L'histoire :
Dans les années 60, Philip Whiting est un modeste employé dans un cabinet d’assurance de Watertown. Un lundi, comme chaque matin, il passe s’acheter un muffin dans la pâtisserie de Mr Clarke. Il part en lançant à l’employée le traditionnel « A demain, Maggie ! », mais il est surpris de la réponse : d’un air sérieux, Maggie répond « Non, demain je ne serai plus là ». En effet, le lendemain, Monsieur Clarke est retrouvé mort dans sa cuisine, écrasé par une lourde étagère. L'enquête conclut à l'accident... quand bien même Maggie a durablement disparu. Or deux ans plus tard, Whiting la retrouve vendeuse chez un antiquaire de Stockbridge, à l’autre bout du Massachusetts. Elle fait mine à la perfection de ne pas le connaître. Est-elle bien Maggie ? Une petite enquête permet à Whiting d’apprendre que s’il s’agit bien de la même personne, elle se nomme désormais Marie Hotkins. Plus tard, lors d’un vide-grenier, Whiting l’aborde et tente une question au sujet de Mr Clarke. Une fois encore, la jeune femme nie admirablement être jamais allée à Watertown. Whiting doute. Mais les coïncidences s'accumulent. De retour dans sa ville, Whiting parle de cette histoire au journaliste local de Watertown, Denis Palowan. Même s’il est peu convaincu par l'éventuel meurtre de MAggie sur Mr Clarke, Palowan accepte d’aller faire un tour à Stockbridge, par acquis de conscience. De là-bas, il appelle Whiting assez excité, en affirmant avoir découvert des choses… qu’il veut lui expliquer le soir-même de vive voix. Hélas, Palowan est retrouvé mort dans le lac, suite à un accident de voiture…

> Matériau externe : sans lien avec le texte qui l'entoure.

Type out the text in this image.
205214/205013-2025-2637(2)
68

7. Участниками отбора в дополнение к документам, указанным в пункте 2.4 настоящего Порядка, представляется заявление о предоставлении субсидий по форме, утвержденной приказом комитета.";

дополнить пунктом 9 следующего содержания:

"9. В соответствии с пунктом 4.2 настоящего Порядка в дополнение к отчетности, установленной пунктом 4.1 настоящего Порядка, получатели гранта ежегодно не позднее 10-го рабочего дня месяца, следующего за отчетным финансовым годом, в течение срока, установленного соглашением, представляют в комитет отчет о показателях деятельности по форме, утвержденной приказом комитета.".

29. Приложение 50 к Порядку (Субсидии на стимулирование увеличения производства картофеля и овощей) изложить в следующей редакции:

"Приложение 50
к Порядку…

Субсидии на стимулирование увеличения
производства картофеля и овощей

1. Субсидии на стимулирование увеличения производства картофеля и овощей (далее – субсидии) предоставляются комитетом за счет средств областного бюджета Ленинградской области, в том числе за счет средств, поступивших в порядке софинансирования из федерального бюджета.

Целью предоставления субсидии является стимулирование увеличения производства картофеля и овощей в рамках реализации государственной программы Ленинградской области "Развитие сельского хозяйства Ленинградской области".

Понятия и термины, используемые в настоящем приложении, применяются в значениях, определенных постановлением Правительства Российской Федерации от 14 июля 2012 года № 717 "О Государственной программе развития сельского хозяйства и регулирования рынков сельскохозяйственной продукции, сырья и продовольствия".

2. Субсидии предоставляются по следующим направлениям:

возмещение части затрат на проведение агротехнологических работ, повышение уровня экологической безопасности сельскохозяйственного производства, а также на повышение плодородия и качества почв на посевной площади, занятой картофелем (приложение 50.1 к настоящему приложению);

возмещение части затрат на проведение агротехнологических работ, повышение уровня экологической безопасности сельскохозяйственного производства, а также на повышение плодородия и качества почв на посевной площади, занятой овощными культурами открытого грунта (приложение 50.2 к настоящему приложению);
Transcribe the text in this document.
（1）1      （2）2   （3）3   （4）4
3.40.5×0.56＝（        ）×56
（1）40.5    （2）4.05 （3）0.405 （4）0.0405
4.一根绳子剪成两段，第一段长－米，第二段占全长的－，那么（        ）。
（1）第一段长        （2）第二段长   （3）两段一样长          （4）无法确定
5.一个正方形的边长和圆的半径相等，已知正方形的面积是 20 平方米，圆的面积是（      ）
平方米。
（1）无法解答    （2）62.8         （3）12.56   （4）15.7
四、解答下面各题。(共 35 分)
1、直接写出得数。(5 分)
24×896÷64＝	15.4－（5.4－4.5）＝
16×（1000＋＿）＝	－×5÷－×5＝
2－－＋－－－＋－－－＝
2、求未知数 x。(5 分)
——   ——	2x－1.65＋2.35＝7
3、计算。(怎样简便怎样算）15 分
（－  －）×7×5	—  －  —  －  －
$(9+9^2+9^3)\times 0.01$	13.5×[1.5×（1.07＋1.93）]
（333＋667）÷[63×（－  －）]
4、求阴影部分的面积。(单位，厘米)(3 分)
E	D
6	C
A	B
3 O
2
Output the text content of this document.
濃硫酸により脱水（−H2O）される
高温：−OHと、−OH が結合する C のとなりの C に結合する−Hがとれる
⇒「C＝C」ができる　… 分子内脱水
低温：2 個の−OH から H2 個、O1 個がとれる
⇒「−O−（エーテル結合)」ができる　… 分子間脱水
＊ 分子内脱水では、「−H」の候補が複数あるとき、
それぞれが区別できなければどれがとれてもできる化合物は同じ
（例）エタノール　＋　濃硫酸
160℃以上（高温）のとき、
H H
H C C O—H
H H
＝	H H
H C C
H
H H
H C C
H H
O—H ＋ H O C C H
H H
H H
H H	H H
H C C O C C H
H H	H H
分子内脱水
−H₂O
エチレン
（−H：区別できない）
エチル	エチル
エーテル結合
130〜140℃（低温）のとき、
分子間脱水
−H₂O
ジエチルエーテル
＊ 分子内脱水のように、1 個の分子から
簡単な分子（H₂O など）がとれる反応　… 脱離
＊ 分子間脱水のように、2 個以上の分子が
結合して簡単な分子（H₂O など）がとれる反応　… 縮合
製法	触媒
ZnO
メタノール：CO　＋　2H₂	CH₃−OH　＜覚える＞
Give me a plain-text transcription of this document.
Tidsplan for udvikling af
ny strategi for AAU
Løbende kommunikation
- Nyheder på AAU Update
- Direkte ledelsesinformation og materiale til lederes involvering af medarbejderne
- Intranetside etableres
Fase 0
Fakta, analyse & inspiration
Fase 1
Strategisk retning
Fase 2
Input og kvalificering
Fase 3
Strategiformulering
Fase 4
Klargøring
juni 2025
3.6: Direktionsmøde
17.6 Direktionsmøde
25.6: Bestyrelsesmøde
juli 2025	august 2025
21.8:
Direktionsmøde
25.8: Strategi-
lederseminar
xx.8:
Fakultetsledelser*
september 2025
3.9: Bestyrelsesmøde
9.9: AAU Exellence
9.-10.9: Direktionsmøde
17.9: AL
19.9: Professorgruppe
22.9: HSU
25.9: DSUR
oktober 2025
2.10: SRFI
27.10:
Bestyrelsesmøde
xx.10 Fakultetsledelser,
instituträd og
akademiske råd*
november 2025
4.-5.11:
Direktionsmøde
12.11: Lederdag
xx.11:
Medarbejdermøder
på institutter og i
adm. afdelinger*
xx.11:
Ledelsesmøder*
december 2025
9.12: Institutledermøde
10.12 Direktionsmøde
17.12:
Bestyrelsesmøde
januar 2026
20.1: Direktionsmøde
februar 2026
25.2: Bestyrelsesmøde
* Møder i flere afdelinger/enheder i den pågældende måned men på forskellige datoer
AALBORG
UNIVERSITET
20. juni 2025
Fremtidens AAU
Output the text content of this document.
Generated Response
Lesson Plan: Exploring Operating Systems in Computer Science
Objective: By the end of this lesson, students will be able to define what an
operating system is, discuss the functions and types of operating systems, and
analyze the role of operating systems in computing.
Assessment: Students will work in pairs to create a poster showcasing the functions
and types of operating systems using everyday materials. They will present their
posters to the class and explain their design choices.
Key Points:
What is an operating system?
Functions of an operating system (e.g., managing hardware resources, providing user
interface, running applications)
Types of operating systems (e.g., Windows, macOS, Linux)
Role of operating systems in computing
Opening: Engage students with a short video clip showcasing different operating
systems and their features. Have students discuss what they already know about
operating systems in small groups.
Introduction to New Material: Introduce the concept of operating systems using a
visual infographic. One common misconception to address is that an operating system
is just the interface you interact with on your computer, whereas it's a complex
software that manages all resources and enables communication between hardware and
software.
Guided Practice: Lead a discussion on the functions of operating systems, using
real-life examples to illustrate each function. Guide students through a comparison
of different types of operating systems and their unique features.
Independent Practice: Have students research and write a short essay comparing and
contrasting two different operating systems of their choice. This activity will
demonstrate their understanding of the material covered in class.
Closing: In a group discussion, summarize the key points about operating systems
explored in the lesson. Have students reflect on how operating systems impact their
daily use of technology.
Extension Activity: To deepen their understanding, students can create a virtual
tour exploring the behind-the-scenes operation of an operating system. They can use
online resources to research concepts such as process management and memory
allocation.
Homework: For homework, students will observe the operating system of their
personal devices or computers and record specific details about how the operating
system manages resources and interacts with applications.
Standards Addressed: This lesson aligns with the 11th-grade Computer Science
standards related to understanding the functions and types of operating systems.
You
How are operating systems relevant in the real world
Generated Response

Ce qu'on en pense sur la planète BD :
Il suffit d’une première planche à Jean-Paul Götting, en un gaufrier de 4 cases, pour ferrer son lecteur au sein d’un polar intriguant à souhait. Maggie, la gentille vendeuse de la pâtisserie a-t-elle tué son employeur ? Si oui, pour quel mobile ? Si non, pourquoi a-t-elle fuit et s’est-elle reconstruit une vie sous une autre identité ? Mais avant tout, Magie est-elle la même personne que Marie ? Le héros de ce one-shot n’est qu’un simple agent d’assurance, mais il se mue volontiers en enquêteur, tant l’énigme le tarabuste. Et pour cause, les indices et témoignages qu’il recueille, ainsi que la mort étrange d’un journaliste, contribuent à rendre l’affaire tordue. La psychologie des personnages est solide, le lecteur ne peut plus décrocher. Plus elle approche, plus l’explication finale attendue se fait jouissive. Inspirée par les romans noirs, façon James Cain ou Frederic Brown, la narration de Götting se déroule à 90% à travers des textes narratifs. La voix off des pensées du héros enquêteurs ornent de grandes cases réalisées à la gouache, en un dessin pâteux, mais à la composition soignée. Les teintes sont volontairement ternes et grisâtres, en parfait accord avec le registre du polar rural. Est-ce parce que la mayonnaise policière monte trop bien tout du long, que ladite explication finale peut faire l’effet d’un soufflet retombé trop vite ? Sans ce petit effet, Watertown aurait été un bijou de polar, tant la mécanique du suspens fonctionne.